Pearsons chi squared tests were used to investigate the relationship between eight categorical exposure variables and the antimicrobial resistance outcomes based on phenotypic data. Exposure variables included: sampling year, sampling year category (derived from sampling year, considered as an alternative to sampling year), sample category (caeca, whole bird, portions), production category (conventional, free range, organic), origin category (UK, non-UK), sampling month, season (derived from sampling month (December, January and February = Winter), considered as an alternative to sampling month). Processing plant origin was not included in the analysis as there was insufficient data available to analyse this factor.

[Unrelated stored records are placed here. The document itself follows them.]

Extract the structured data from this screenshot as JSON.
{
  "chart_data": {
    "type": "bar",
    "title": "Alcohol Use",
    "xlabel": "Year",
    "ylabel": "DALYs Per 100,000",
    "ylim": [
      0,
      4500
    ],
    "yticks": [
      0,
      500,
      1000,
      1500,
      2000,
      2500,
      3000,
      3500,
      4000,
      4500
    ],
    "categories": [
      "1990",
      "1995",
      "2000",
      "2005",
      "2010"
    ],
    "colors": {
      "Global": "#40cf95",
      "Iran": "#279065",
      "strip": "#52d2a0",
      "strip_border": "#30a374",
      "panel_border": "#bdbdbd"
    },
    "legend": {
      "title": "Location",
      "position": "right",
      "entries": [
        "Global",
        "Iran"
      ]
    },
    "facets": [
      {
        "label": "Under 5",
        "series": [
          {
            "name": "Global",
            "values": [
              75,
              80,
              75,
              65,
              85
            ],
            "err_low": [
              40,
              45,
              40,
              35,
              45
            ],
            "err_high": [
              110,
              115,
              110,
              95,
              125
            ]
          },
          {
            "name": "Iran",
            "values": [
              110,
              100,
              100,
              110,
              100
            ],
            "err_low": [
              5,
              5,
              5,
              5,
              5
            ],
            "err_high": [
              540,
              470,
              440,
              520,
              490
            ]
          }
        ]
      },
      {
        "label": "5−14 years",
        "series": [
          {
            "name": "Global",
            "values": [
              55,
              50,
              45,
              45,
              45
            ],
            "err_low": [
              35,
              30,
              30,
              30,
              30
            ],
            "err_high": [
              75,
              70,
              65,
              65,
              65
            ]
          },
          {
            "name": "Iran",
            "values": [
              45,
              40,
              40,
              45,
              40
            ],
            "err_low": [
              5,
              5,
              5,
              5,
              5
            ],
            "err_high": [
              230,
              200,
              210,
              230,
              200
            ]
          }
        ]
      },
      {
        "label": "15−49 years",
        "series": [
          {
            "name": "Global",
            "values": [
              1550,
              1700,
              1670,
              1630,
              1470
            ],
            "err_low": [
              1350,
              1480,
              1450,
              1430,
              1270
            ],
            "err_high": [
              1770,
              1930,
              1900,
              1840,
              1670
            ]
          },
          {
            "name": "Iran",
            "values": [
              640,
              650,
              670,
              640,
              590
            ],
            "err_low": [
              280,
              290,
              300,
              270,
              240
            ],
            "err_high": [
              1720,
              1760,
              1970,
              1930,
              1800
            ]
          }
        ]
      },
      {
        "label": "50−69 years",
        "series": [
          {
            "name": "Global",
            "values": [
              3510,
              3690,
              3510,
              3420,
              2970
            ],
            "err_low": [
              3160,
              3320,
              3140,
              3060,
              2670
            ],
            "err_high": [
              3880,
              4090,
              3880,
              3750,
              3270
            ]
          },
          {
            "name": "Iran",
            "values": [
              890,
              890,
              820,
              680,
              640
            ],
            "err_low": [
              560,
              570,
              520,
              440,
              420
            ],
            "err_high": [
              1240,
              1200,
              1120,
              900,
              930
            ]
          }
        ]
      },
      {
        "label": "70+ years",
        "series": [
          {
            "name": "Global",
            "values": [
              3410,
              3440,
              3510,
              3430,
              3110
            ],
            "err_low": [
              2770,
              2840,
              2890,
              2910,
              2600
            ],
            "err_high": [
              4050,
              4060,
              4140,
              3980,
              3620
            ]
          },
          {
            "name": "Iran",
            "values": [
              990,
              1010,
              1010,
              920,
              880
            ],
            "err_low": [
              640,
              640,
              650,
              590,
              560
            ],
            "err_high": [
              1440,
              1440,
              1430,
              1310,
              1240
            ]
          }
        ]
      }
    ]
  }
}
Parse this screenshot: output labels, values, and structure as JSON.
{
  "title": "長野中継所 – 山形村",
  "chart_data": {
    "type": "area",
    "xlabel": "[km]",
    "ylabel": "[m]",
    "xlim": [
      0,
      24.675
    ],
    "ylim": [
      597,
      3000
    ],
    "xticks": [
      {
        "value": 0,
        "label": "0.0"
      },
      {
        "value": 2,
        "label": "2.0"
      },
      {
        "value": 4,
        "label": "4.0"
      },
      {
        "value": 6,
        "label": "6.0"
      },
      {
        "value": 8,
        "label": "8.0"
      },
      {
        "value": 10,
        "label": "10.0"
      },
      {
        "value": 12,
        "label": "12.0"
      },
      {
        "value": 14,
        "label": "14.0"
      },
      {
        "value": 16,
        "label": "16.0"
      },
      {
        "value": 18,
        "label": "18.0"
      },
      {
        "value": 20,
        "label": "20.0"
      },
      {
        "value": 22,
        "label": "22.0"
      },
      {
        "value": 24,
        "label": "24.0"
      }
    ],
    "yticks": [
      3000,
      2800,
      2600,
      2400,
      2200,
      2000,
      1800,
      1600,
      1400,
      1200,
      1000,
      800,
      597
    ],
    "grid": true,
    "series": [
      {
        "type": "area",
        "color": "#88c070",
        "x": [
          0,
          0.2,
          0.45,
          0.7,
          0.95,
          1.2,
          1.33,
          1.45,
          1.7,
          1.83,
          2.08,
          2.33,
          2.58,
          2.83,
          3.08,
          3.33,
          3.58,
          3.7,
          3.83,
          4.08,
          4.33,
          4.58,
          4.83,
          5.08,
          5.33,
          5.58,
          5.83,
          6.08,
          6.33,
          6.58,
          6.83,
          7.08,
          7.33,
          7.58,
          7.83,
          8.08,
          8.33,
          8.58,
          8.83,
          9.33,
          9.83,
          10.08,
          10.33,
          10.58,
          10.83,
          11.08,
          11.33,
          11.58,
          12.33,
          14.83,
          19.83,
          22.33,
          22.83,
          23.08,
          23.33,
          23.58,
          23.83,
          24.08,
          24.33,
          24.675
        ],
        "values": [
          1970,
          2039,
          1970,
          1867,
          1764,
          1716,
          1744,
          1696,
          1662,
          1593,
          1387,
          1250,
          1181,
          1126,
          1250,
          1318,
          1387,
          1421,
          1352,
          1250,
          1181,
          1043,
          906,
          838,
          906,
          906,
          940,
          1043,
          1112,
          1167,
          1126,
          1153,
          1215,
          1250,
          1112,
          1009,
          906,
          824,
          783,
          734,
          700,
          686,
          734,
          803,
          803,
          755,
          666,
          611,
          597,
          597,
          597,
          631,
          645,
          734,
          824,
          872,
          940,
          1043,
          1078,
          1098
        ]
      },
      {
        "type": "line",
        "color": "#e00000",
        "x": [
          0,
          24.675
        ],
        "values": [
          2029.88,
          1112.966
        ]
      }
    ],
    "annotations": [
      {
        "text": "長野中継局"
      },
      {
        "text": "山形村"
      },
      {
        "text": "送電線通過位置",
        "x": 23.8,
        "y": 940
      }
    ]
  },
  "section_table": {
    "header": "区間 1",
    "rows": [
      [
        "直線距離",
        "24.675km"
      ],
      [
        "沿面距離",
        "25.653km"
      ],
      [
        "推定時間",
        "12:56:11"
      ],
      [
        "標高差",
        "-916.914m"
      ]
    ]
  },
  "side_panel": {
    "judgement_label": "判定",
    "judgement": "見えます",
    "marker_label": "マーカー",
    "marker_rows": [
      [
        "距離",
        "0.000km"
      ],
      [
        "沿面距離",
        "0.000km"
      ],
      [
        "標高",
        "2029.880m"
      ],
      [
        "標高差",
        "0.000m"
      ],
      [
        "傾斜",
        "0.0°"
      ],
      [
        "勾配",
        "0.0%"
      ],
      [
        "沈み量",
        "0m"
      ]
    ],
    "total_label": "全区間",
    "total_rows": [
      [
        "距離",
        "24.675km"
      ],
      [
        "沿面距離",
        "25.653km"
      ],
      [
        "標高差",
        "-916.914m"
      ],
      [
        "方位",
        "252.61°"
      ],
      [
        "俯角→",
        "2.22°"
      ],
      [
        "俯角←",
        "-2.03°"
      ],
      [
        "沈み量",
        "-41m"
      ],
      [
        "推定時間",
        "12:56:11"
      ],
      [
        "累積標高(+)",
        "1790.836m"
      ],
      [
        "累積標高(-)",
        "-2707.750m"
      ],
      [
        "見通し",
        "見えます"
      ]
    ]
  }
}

Season was available for all except for seven isolates; a small proportion of samples were frozen -these were all from retail in the years from 2001- 2008.

Univariate analysis was performed to explore the unadjusted odds ratio for antimicrobial resistance in each risk factor category against a baseline category. The strength of association between each risk factor and the antimicrobial resistance in question was used to determine the stepwise order in which variables were included in the multivariable model. Only variables with a p value of < 0.25 were tested in the multi variable model. Mantel-Hanzel odds were used look for evidence that the sampling year acted as an effect modifier on the other variables included in the model. The final multivariable logistic regression model for each antimicrobial was created in a stepwise fashion, testing the strength of the model with each new exposure variable against the preceding model using a likelihood-ratio test. Where the inclusion of a variable significantly improved the fit of the model to the data, it was included, and the next variable was tested. Where no significant improvement was made it was rejected from the final model. The final model was tested using a Goodness of fit test and by calculating the area under the ROC curve.

Cross tabulations were analysed by the calculation of Clopper-Pearson exact 95% confidence intervals for the proportion in each category. In addition, the Pearson chi square test of association has been used to test the null hypothesis of no association between the measured variable and AMR in Campylobacter. Fisher’s exact test was used for individual comparisons when sample sizes were small.